Неслучайно в первой из «мовистских» повестей «Святой колодец» (1966) все персонажи, проходящие перед взглядом автора и читателя, слегка «обгоревшие», как бы прошедшие через адское пламя или вынутые из полуобгоревшей рукописи.

«Мовистcкие» повести Катаева, являясь переделкинскими текстами, лишь изредка пересекаются с переделкинским мифом, но зато творят заново личный биографический миф Катаева. Это способствовало возрождению интереса к жизненной стратегии писателя, о чём говорит обилие художественных биографий Катаева, появившихся в новом тысячелетии.

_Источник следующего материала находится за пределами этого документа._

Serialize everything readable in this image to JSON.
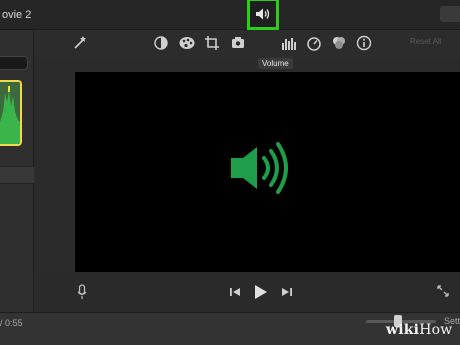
{
  "window": {
    "title": "ovie 2"
  },
  "toolbar": {
    "tools": [
      {
        "name": "magic-wand-icon"
      },
      {
        "name": "color-balance-icon"
      },
      {
        "name": "color-correction-icon"
      },
      {
        "name": "crop-icon"
      },
      {
        "name": "stabilization-icon"
      },
      {
        "name": "volume-icon"
      },
      {
        "name": "equalizer-icon"
      },
      {
        "name": "speed-icon"
      },
      {
        "name": "filter-icon"
      },
      {
        "name": "info-icon"
      }
    ],
    "reset_all_label": "Reset All",
    "tooltip": "Volume",
    "active_tool": "volume",
    "highlight_color": "#2ecc1b"
  },
  "viewer": {
    "speaker_color": "#1e9e4a",
    "background": "#000000"
  },
  "playback": {
    "mic": "microphone-icon",
    "prev": "skip-back-icon",
    "play": "play-icon",
    "next": "skip-forward-icon",
    "fullscreen": "fullscreen-icon"
  },
  "timeline": {
    "timecode": "/ 0:55",
    "settings_label": "Sett",
    "zoom_level": 0.4
  },
  "watermark": {
    "text_bold": "wiki",
    "text_rest": "How"
  }
}
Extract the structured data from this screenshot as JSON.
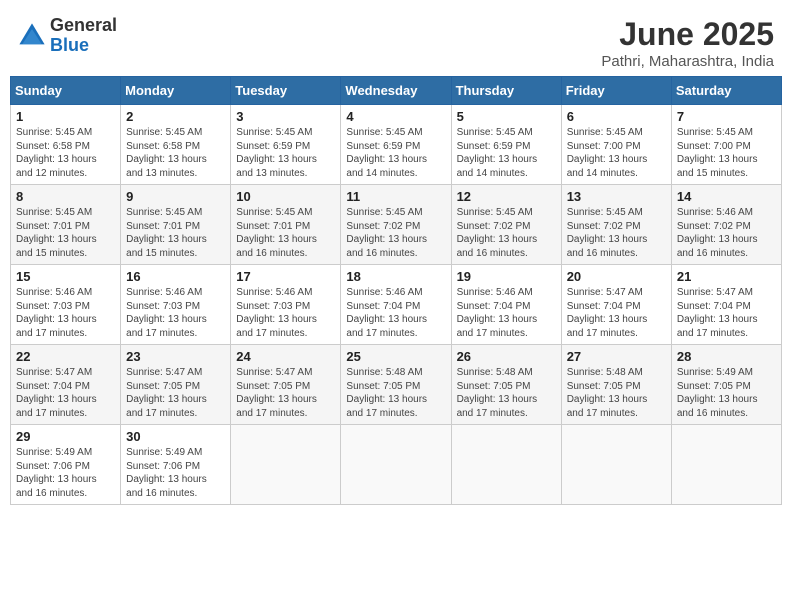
{
  "logo": {
    "general": "General",
    "blue": "Blue"
  },
  "title": {
    "month_year": "June 2025",
    "location": "Pathri, Maharashtra, India"
  },
  "headers": [
    "Sunday",
    "Monday",
    "Tuesday",
    "Wednesday",
    "Thursday",
    "Friday",
    "Saturday"
  ],
  "weeks": [
    [
      {
        "day": "1",
        "sunrise": "5:45 AM",
        "sunset": "6:58 PM",
        "daylight": "13 hours and 12 minutes."
      },
      {
        "day": "2",
        "sunrise": "5:45 AM",
        "sunset": "6:58 PM",
        "daylight": "13 hours and 13 minutes."
      },
      {
        "day": "3",
        "sunrise": "5:45 AM",
        "sunset": "6:59 PM",
        "daylight": "13 hours and 13 minutes."
      },
      {
        "day": "4",
        "sunrise": "5:45 AM",
        "sunset": "6:59 PM",
        "daylight": "13 hours and 14 minutes."
      },
      {
        "day": "5",
        "sunrise": "5:45 AM",
        "sunset": "6:59 PM",
        "daylight": "13 hours and 14 minutes."
      },
      {
        "day": "6",
        "sunrise": "5:45 AM",
        "sunset": "7:00 PM",
        "daylight": "13 hours and 14 minutes."
      },
      {
        "day": "7",
        "sunrise": "5:45 AM",
        "sunset": "7:00 PM",
        "daylight": "13 hours and 15 minutes."
      }
    ],
    [
      {
        "day": "8",
        "sunrise": "5:45 AM",
        "sunset": "7:01 PM",
        "daylight": "13 hours and 15 minutes."
      },
      {
        "day": "9",
        "sunrise": "5:45 AM",
        "sunset": "7:01 PM",
        "daylight": "13 hours and 15 minutes."
      },
      {
        "day": "10",
        "sunrise": "5:45 AM",
        "sunset": "7:01 PM",
        "daylight": "13 hours and 16 minutes."
      },
      {
        "day": "11",
        "sunrise": "5:45 AM",
        "sunset": "7:02 PM",
        "daylight": "13 hours and 16 minutes."
      },
      {
        "day": "12",
        "sunrise": "5:45 AM",
        "sunset": "7:02 PM",
        "daylight": "13 hours and 16 minutes."
      },
      {
        "day": "13",
        "sunrise": "5:45 AM",
        "sunset": "7:02 PM",
        "daylight": "13 hours and 16 minutes."
      },
      {
        "day": "14",
        "sunrise": "5:46 AM",
        "sunset": "7:02 PM",
        "daylight": "13 hours and 16 minutes."
      }
    ],
    [
      {
        "day": "15",
        "sunrise": "5:46 AM",
        "sunset": "7:03 PM",
        "daylight": "13 hours and 17 minutes."
      },
      {
        "day": "16",
        "sunrise": "5:46 AM",
        "sunset": "7:03 PM",
        "daylight": "13 hours and 17 minutes."
      },
      {
        "day": "17",
        "sunrise": "5:46 AM",
        "sunset": "7:03 PM",
        "daylight": "13 hours and 17 minutes."
      },
      {
        "day": "18",
        "sunrise": "5:46 AM",
        "sunset": "7:04 PM",
        "daylight": "13 hours and 17 minutes."
      },
      {
        "day": "19",
        "sunrise": "5:46 AM",
        "sunset": "7:04 PM",
        "daylight": "13 hours and 17 minutes."
      },
      {
        "day": "20",
        "sunrise": "5:47 AM",
        "sunset": "7:04 PM",
        "daylight": "13 hours and 17 minutes."
      },
      {
        "day": "21",
        "sunrise": "5:47 AM",
        "sunset": "7:04 PM",
        "daylight": "13 hours and 17 minutes."
      }
    ],
    [
      {
        "day": "22",
        "sunrise": "5:47 AM",
        "sunset": "7:04 PM",
        "daylight": "13 hours and 17 minutes."
      },
      {
        "day": "23",
        "sunrise": "5:47 AM",
        "sunset": "7:05 PM",
        "daylight": "13 hours and 17 minutes."
      },
      {
        "day": "24",
        "sunrise": "5:47 AM",
        "sunset": "7:05 PM",
        "daylight": "13 hours and 17 minutes."
      },
      {
        "day": "25",
        "sunrise": "5:48 AM",
        "sunset": "7:05 PM",
        "daylight": "13 hours and 17 minutes."
      },
      {
        "day": "26",
        "sunrise": "5:48 AM",
        "sunset": "7:05 PM",
        "daylight": "13 hours and 17 minutes."
      },
      {
        "day": "27",
        "sunrise": "5:48 AM",
        "sunset": "7:05 PM",
        "daylight": "13 hours and 17 minutes."
      },
      {
        "day": "28",
        "sunrise": "5:49 AM",
        "sunset": "7:05 PM",
        "daylight": "13 hours and 16 minutes."
      }
    ],
    [
      {
        "day": "29",
        "sunrise": "5:49 AM",
        "sunset": "7:06 PM",
        "daylight": "13 hours and 16 minutes."
      },
      {
        "day": "30",
        "sunrise": "5:49 AM",
        "sunset": "7:06 PM",
        "daylight": "13 hours and 16 minutes."
      },
      null,
      null,
      null,
      null,
      null
    ]
  ],
  "labels": {
    "sunrise": "Sunrise:",
    "sunset": "Sunset:",
    "daylight": "Daylight:"
  }
}
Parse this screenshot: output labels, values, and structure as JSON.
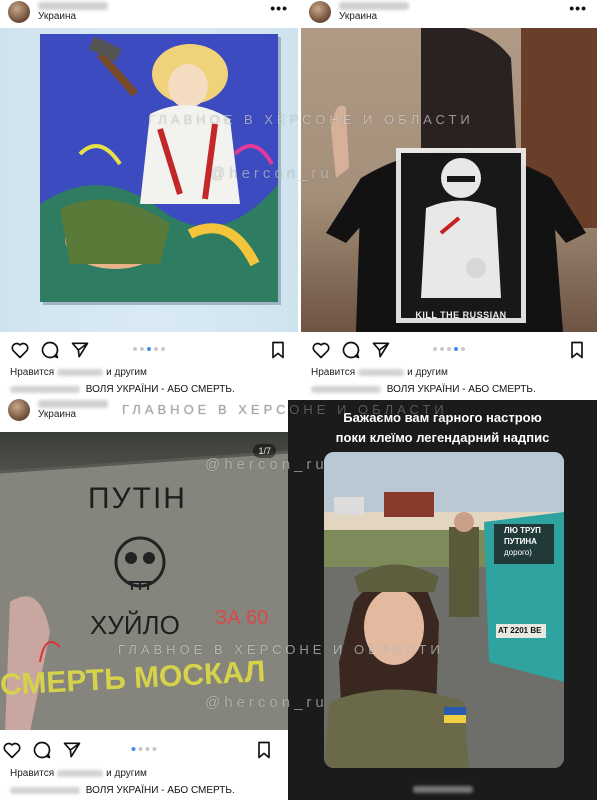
{
  "posts": [
    {
      "location": "Украина",
      "more": "•••",
      "likes_prefix": "Нравится",
      "likes_suffix": "и другим",
      "caption": "ВОЛЯ УКРАЇНИ - АБО СМЕРТЬ.",
      "carousel": {
        "count": 5,
        "active": 2
      }
    },
    {
      "location": "Украина",
      "more": "•••",
      "likes_prefix": "Нравится",
      "likes_suffix": "и другим",
      "caption": "ВОЛЯ УКРАЇНИ - АБО СМЕРТЬ.",
      "photo_text": "KILL THE RUSSIAN",
      "carousel": {
        "count": 5,
        "active": 3
      }
    },
    {
      "location": "Украина",
      "likes_prefix": "Нравится",
      "likes_suffix": "и другим",
      "caption": "ВОЛЯ УКРАЇНИ - АБО СМЕРТЬ.",
      "counter": "1/7",
      "wall_text": [
        "ПУТІН",
        "ХУЙЛО",
        "СМЕРТЬ МОСКАЛ",
        "ЗА 60"
      ],
      "carousel": {
        "count": 4,
        "active": 0
      }
    }
  ],
  "story": {
    "line1": "Бажаємо вам гарного настрою",
    "line2": "поки клеїмо легендарний надпис",
    "van_text": [
      "ЛЮ ТРУП",
      "ПУТИНА",
      "дорого)"
    ],
    "plate": "AT 2201 BE"
  },
  "watermark": {
    "title": "ГЛАВНОЕ В ХЕРСОНЕ И ОБЛАСТИ",
    "handle": "@hercon_ru"
  },
  "colors": {
    "carousel_active": "#3a8ef0",
    "story_bg": "#1b1b1b",
    "story_text": "#ffffff"
  }
}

В образе «святого колодца» интересна изначальная вертикаль: «святость» бьёт из-под земли, выходя на поверхность тонкой вьющейся струйкой воды, в которой неизвестный старик из повести Катаева моет пустые разноцветные бутылки. Мешок, из которого он достаёт нескончаемые бутылки, кажется рассказчику и его жене «прорвой времени», «вечностью».

Грубая проза жизни оборачивается в тексте яркой сказкой, «прозопоэзией»: старики множатся, второй старик, похожий на китайца, стоит на горбатом мостике над тем же ручьем. Мостик со своим отражением превращается в вензель – букву «О». Текст входит в жизнь, а жизнь входит текст, а точкой пресечения – «о» – это ещё и нуль – является все подмечающий и превращающий в искусство авторский взгляд. Третий старик удаляется, неся на коромыслах две плетёных корзины, которые делают его похожим на весы. Станция Переделкино качается на весах времени и пространства, оборачиваясь то китайским Куньминем, то неизвестным городком в Западной Европе:

«Слишком большое количество стариков китайцев слегка нас встревожило – в особенности встревожил человек-весы, – и мы поспешили покинуть эту прелестную местность, напоминавшую окрестности Куньминя, города вечной весны, и переселиться в другое место, быть может, куда-то в Западную Европу».

Повесть рисует инобытие писателя и его жены – катаевскую версию того места, куда попали после смерти булгаковские мастер и Маргарита. Указание на железную дорогу, станцию «Переделкино» и даже станционный магазин, куда единый в трёх лицах старик-«китаец» будет сдавать вымытые бутылки (яркая деталь советского времени), позволяет и последующие образы («пряничного домика», цветущего сада вокруг него) прочитывать как «переделкинский текст».

Гиперболический «конский каштан», который был в «пять раз выше дома», заставляет вспомнить, что Катаев был не только автором идеологических романов, но и автором сказки «Цветик-семицветик» и незабываемых героев детской литературы Пети и Гаврика из повести «Белеет парус одинокий» (1936), «эквивалентов» которым, как считают Владимир и Ольга Новиковы, последующая литература не предложила.

Тем не менее Катаев окунулся в идеологическое море очень глубоко. По этой причине понятия «цинизм» и «Катаев» для многих создателей переделкинского мифа синонимичны. Вместе с тем особый идеологический язык, который создал Катаев для своих произведений 1930-50-х годов, сродни чужому, «китайскому» языку, на котором вынужден говорить писатель ради спасения жизни.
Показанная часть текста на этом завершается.